A customer sent an order to a distributor for a large amount of goods totaling a great deal of money. The distributor, noticing that the previous bill hadn't been paid, instructed the collections manager to contact the customer.

The collections manager made the call and left a voice-mail for them saying, "We can't ship your new order until you pay for the previous order."

The next day the collections manager received a collect phone call from the customer who said: "Please cancel the order. We can't wait that long."

* * * * * *

A attorney's dog, running around town unleashed, heads for a butcher shop and steals a roast.

The butcher goes to the attorney's office and asks, "if a dog running unleashed steals a piece of meat from my store, do I have a right to demand payment for the meat from the dog's owner?"

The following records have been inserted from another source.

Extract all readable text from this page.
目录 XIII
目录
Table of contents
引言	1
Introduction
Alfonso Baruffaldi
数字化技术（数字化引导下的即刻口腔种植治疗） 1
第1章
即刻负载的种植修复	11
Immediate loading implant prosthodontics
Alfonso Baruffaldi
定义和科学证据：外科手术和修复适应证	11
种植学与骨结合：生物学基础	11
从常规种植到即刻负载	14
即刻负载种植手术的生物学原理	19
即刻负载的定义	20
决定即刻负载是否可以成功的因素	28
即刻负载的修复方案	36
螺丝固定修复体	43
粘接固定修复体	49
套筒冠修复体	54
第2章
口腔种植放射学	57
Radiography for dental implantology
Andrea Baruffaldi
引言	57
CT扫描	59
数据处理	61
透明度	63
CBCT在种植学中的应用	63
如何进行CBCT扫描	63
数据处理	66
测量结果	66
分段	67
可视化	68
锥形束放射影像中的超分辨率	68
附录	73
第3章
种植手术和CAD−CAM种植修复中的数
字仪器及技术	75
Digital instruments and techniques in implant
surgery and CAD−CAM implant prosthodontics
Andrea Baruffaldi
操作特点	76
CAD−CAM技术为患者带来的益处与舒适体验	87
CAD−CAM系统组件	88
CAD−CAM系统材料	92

The attorney answers, "Absolutely."

"Then you owe me R95-00. Your dog was loose and stole a roast from me today."

The attorney, without a word, writes the butcher a check for 95-00. The butcher, having a feeling of satisfaction, leaves.

Three days later, the butcher finds a bill from the attorney:

R285-00 due for a consultation.

* * * * * *

An old lady walks into an attorney's office, and asks him "Before I continue young man, how much will you charge me for answering three questions?"

"R300-00" he says.

"Oh my," she says "But isn't that very expensive?"

"Yes," he says "So...What is your third question?"